US playing “D” card in Iraq to control Middle East
She is the country clothed in stars and stripes, accessorized with a Noble Peace Prize-winning president, pioneering the big “D” around the world.
From Tunisia to Egypt, and then to Libya, Washington has said the will of the people must determine the fate of each country. However, in Iraq, where America claims to be transplanting democracy, a renewed sense of nationalism has united thousands against the US.
“We are not supporting the democratic aspirations of people in Iraq, we have not been for eight years now,” said author of “War is a Lie” David Swanson. “The Iraqi people have wanted us out and we have stayed there for their own good. That is not democracy."
Anger over US occupation dates back to the presidency of George W. Bush. Upon his exodus in 2008, Washington drafted an agreement promising all American troops would withdraw from Iraq by the end of this year. In today’s more peaceful Iraq, critics say the Pentagon is stepping up pressure to overstay its welcome, and cement its footprint.

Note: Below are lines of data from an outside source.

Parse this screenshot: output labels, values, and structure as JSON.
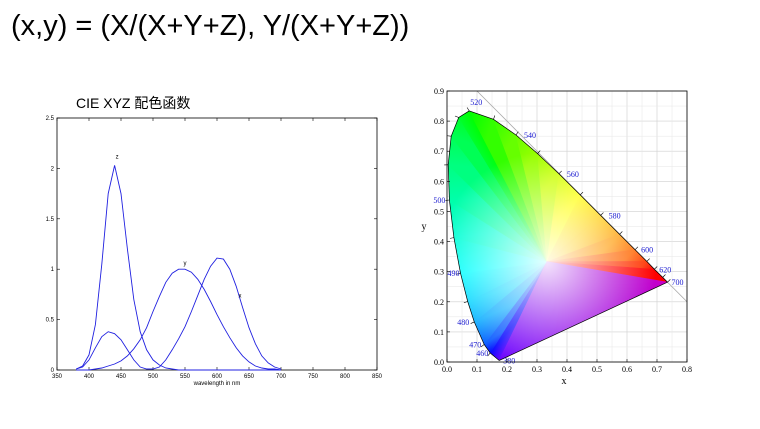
{
  "slide": {
    "title": "(x,y) = (X/(X+Y+Z), Y/(X+Y+Z))",
    "left_caption": "CIE XYZ 配色函数"
  },
  "chart_data": [
    {
      "type": "line",
      "xlabel": "wavelength in nm",
      "ylabel": "",
      "xlim": [
        350,
        850
      ],
      "ylim": [
        0,
        2.5
      ],
      "x_ticks": [
        350,
        400,
        450,
        500,
        550,
        600,
        650,
        700,
        750,
        800,
        850
      ],
      "y_ticks": [
        0,
        0.5,
        1,
        1.5,
        2,
        2.5
      ],
      "y_tick_labels": [
        "0",
        "0.5",
        "1",
        "1.5",
        "2",
        "2.5"
      ],
      "grid": false,
      "line_color": "#2020e0",
      "x": [
        380,
        390,
        400,
        410,
        420,
        430,
        440,
        450,
        460,
        470,
        480,
        490,
        500,
        510,
        520,
        530,
        540,
        550,
        560,
        570,
        580,
        590,
        600,
        610,
        620,
        630,
        640,
        650,
        660,
        670,
        680,
        690,
        700
      ],
      "series": [
        {
          "name": "z",
          "label_at": [
            444,
            2.1
          ],
          "values": [
            0.01,
            0.04,
            0.15,
            0.45,
            1.05,
            1.75,
            2.03,
            1.75,
            1.2,
            0.7,
            0.38,
            0.2,
            0.1,
            0.05,
            0.02,
            0.01,
            0,
            0,
            0,
            0,
            0,
            0,
            0,
            0,
            0,
            0,
            0,
            0,
            0,
            0,
            0,
            0,
            0
          ]
        },
        {
          "name": "y",
          "label_at": [
            550,
            1.04
          ],
          "values": [
            0,
            0,
            0,
            0.01,
            0.02,
            0.04,
            0.06,
            0.09,
            0.14,
            0.21,
            0.3,
            0.42,
            0.58,
            0.73,
            0.87,
            0.96,
            1.0,
            1.0,
            0.97,
            0.9,
            0.8,
            0.68,
            0.55,
            0.43,
            0.32,
            0.22,
            0.14,
            0.08,
            0.04,
            0.02,
            0.01,
            0.01,
            0
          ]
        },
        {
          "name": "x",
          "label_at": [
            636,
            0.72
          ],
          "values": [
            0.01,
            0.03,
            0.1,
            0.22,
            0.33,
            0.38,
            0.36,
            0.3,
            0.2,
            0.1,
            0.03,
            0.01,
            0.01,
            0.03,
            0.1,
            0.2,
            0.31,
            0.43,
            0.58,
            0.74,
            0.9,
            1.03,
            1.11,
            1.1,
            1.0,
            0.83,
            0.62,
            0.42,
            0.26,
            0.14,
            0.07,
            0.03,
            0.01
          ]
        }
      ]
    },
    {
      "type": "scatter",
      "subtype": "chromaticity-diagram",
      "xlabel": "x",
      "ylabel": "y",
      "xlim": [
        0,
        0.8
      ],
      "ylim": [
        0,
        0.9
      ],
      "x_ticks": [
        0.0,
        0.1,
        0.2,
        0.3,
        0.4,
        0.5,
        0.6,
        0.7,
        0.8
      ],
      "x_tick_labels": [
        "0.0",
        "0.1",
        "0.2",
        "0.3",
        "0.4",
        "0.5",
        "0.6",
        "0.7",
        "0.8"
      ],
      "y_ticks": [
        0.0,
        0.1,
        0.2,
        0.3,
        0.4,
        0.5,
        0.6,
        0.7,
        0.8,
        0.9
      ],
      "y_tick_labels": [
        "0.0",
        "0.1",
        "0.2",
        "0.3",
        "0.4",
        "0.5",
        "0.6",
        "0.7",
        "0.8",
        "0.9"
      ],
      "grid": true,
      "locus": [
        {
          "nm": 380,
          "x": 0.174,
          "y": 0.005
        },
        {
          "nm": 460,
          "x": 0.144,
          "y": 0.03
        },
        {
          "nm": 470,
          "x": 0.124,
          "y": 0.058
        },
        {
          "nm": 480,
          "x": 0.091,
          "y": 0.133
        },
        {
          "nm": 485,
          "x": 0.069,
          "y": 0.201
        },
        {
          "nm": 490,
          "x": 0.045,
          "y": 0.295
        },
        {
          "nm": 495,
          "x": 0.023,
          "y": 0.413
        },
        {
          "nm": 500,
          "x": 0.008,
          "y": 0.538
        },
        {
          "nm": 505,
          "x": 0.004,
          "y": 0.655
        },
        {
          "nm": 510,
          "x": 0.014,
          "y": 0.75
        },
        {
          "nm": 515,
          "x": 0.039,
          "y": 0.812
        },
        {
          "nm": 520,
          "x": 0.074,
          "y": 0.834
        },
        {
          "nm": 530,
          "x": 0.155,
          "y": 0.806
        },
        {
          "nm": 540,
          "x": 0.23,
          "y": 0.754
        },
        {
          "nm": 550,
          "x": 0.302,
          "y": 0.692
        },
        {
          "nm": 560,
          "x": 0.373,
          "y": 0.625
        },
        {
          "nm": 570,
          "x": 0.444,
          "y": 0.555
        },
        {
          "nm": 580,
          "x": 0.512,
          "y": 0.487
        },
        {
          "nm": 590,
          "x": 0.575,
          "y": 0.424
        },
        {
          "nm": 600,
          "x": 0.627,
          "y": 0.373
        },
        {
          "nm": 610,
          "x": 0.666,
          "y": 0.334
        },
        {
          "nm": 620,
          "x": 0.691,
          "y": 0.308
        },
        {
          "nm": 640,
          "x": 0.719,
          "y": 0.281
        },
        {
          "nm": 700,
          "x": 0.735,
          "y": 0.265
        }
      ],
      "wavelength_labels": [
        {
          "text": "380",
          "nm": 380,
          "x": 0.174,
          "y": 0.005,
          "anchor": "start",
          "dx": 4,
          "dy": 3
        },
        {
          "text": "460",
          "nm": 460,
          "x": 0.144,
          "y": 0.03,
          "anchor": "end",
          "dx": -2,
          "dy": 3
        },
        {
          "text": "470",
          "nm": 470,
          "x": 0.124,
          "y": 0.058,
          "anchor": "end",
          "dx": -3,
          "dy": 3
        },
        {
          "text": "480",
          "nm": 480,
          "x": 0.091,
          "y": 0.133,
          "anchor": "end",
          "dx": -5,
          "dy": 3
        },
        {
          "text": "490",
          "nm": 490,
          "x": 0.045,
          "y": 0.295,
          "anchor": "end",
          "dx": -1,
          "dy": 3
        },
        {
          "text": "500",
          "nm": 500,
          "x": 0.008,
          "y": 0.538,
          "anchor": "end",
          "dx": -4,
          "dy": 3
        },
        {
          "text": "520",
          "nm": 520,
          "x": 0.074,
          "y": 0.834,
          "anchor": "start",
          "dx": 1,
          "dy": -6
        },
        {
          "text": "540",
          "nm": 540,
          "x": 0.23,
          "y": 0.754,
          "anchor": "start",
          "dx": 8,
          "dy": 3
        },
        {
          "text": "560",
          "nm": 560,
          "x": 0.373,
          "y": 0.625,
          "anchor": "start",
          "dx": 8,
          "dy": 3
        },
        {
          "text": "580",
          "nm": 580,
          "x": 0.512,
          "y": 0.487,
          "anchor": "start",
          "dx": 8,
          "dy": 3
        },
        {
          "text": "600",
          "nm": 600,
          "x": 0.627,
          "y": 0.373,
          "anchor": "start",
          "dx": 6,
          "dy": 3
        },
        {
          "text": "620",
          "nm": 620,
          "x": 0.691,
          "y": 0.308,
          "anchor": "start",
          "dx": 5,
          "dy": 3
        },
        {
          "text": "700",
          "nm": 700,
          "x": 0.735,
          "y": 0.265,
          "anchor": "start",
          "dx": 4,
          "dy": 3
        }
      ],
      "colors": {
        "red": "#ff0000",
        "green": "#00ff00",
        "blue": "#0000ff",
        "white": "#ffffff"
      }
    }
  ]
}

“The Pentagon is pushing for military presence after December 2011, around 22,000 troops, while the White House is talking about 10,000 troops,” said Columbia University research scholar Younes Abouyoub. “Actually, there is a tacit agreement that the US will stay in Iraq.”
US troops remaining in Iraq number 47,000, where America’s embassy looms large, and control over Iraq’s oil sector is perceived to be the ultimate trophy prize in this eight-year war.

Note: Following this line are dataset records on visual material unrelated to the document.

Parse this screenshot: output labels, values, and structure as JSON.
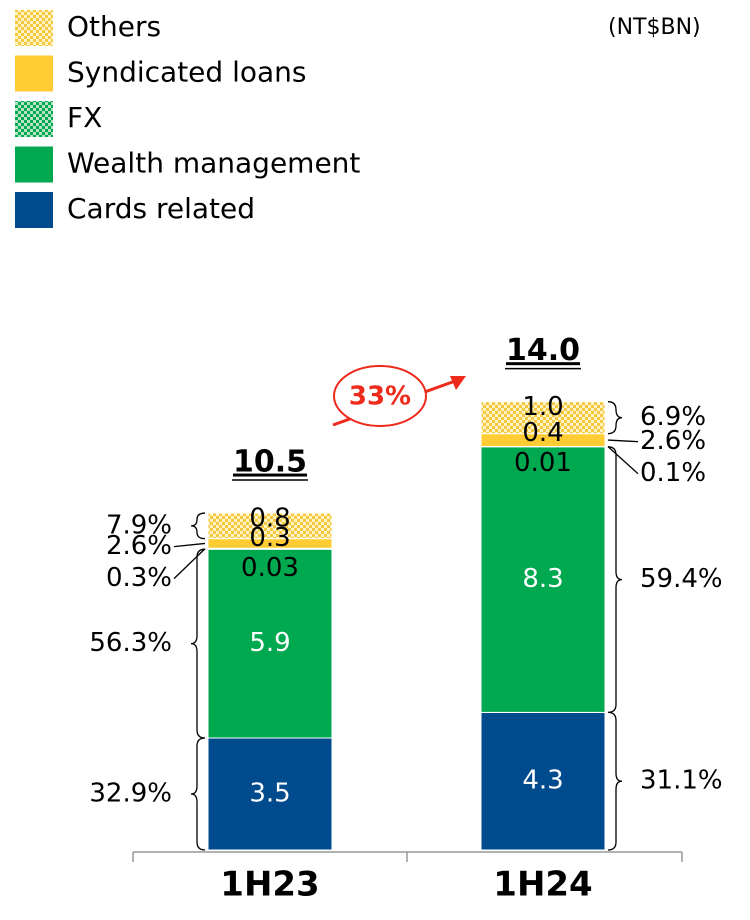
{
  "chart_data": {
    "type": "stacked_bar",
    "unit": "(NT$BN)",
    "categories": [
      "1H23",
      "1H24"
    ],
    "series": [
      {
        "name": "Cards related",
        "color": "#004b8d",
        "values": [
          3.5,
          4.3
        ],
        "shares": [
          {
            "value": 32.9,
            "label": "32.9%"
          },
          {
            "value": 31.1,
            "label": "31.1%"
          }
        ]
      },
      {
        "name": "Wealth management",
        "color": "#00a84f",
        "values": [
          5.9,
          8.3
        ],
        "shares": [
          {
            "value": 56.3,
            "label": "56.3%"
          },
          {
            "value": 59.4,
            "label": "59.4%"
          }
        ]
      },
      {
        "name": "FX",
        "color": "#00a84f",
        "hatch": true,
        "values": [
          0.03,
          0.01
        ],
        "shares": [
          {
            "value": 0.3,
            "label": "0.3%"
          },
          {
            "value": 0.1,
            "label": "0.1%"
          }
        ]
      },
      {
        "name": "Syndicated loans",
        "color": "#ffcc33",
        "values": [
          0.3,
          0.4
        ],
        "shares": [
          {
            "value": 2.6,
            "label": "2.6%"
          },
          {
            "value": 2.6,
            "label": "2.6%"
          }
        ]
      },
      {
        "name": "Others",
        "color": "#ffcc33",
        "hatch": true,
        "values": [
          0.8,
          1.0
        ],
        "value_labels": [
          "0.8",
          "1.0"
        ],
        "shares": [
          {
            "value": 7.9,
            "label": "7.9%"
          },
          {
            "value": 6.9,
            "label": "6.9%"
          }
        ]
      }
    ],
    "totals": [
      10.5,
      {
        "value": 14.0,
        "label": "14.0"
      }
    ],
    "growth": {
      "value": 33,
      "label": "33%"
    }
  }
}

"At the very least, in order to deny China or any other perceived potential rival control of valuable resource, the idea ingrained in the thinking of these neo-con strategists in Washington DC, who are still very much in power, is that we must control the Middle East, because that is where the power comes from," David Swanson said.
Experts say the US also wants to remain in the region to keep an eye on Syria, and contain Iran.

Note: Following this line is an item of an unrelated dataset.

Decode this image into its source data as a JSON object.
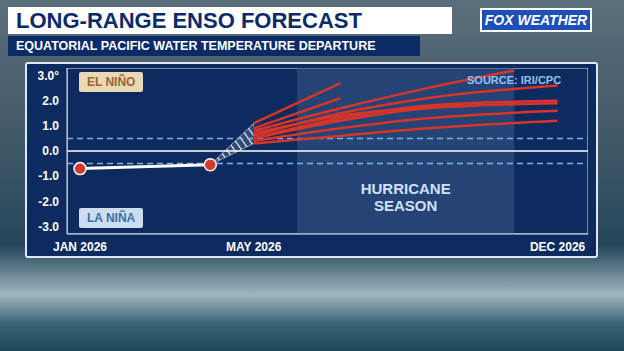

“If the developments in Syria go to the extent that there is a fall of the regime, we do not know what kind of regime it will be. Maybe, it will be pro-US regime, maybe it will be something even worse,” Younes Abouyoub said. “You cannot withdraw at this juncture, you cannot leave a vacuum. Iran will just take advantage of it. That is from the perception of American interest.”
Meanwhile, the perception of America's democracy remains somewhat distorted. Whether it has been used as a tool for achieving geopolitical gains and financial interests, or if Washington in the end will listen to the voice of the people remains to be seen.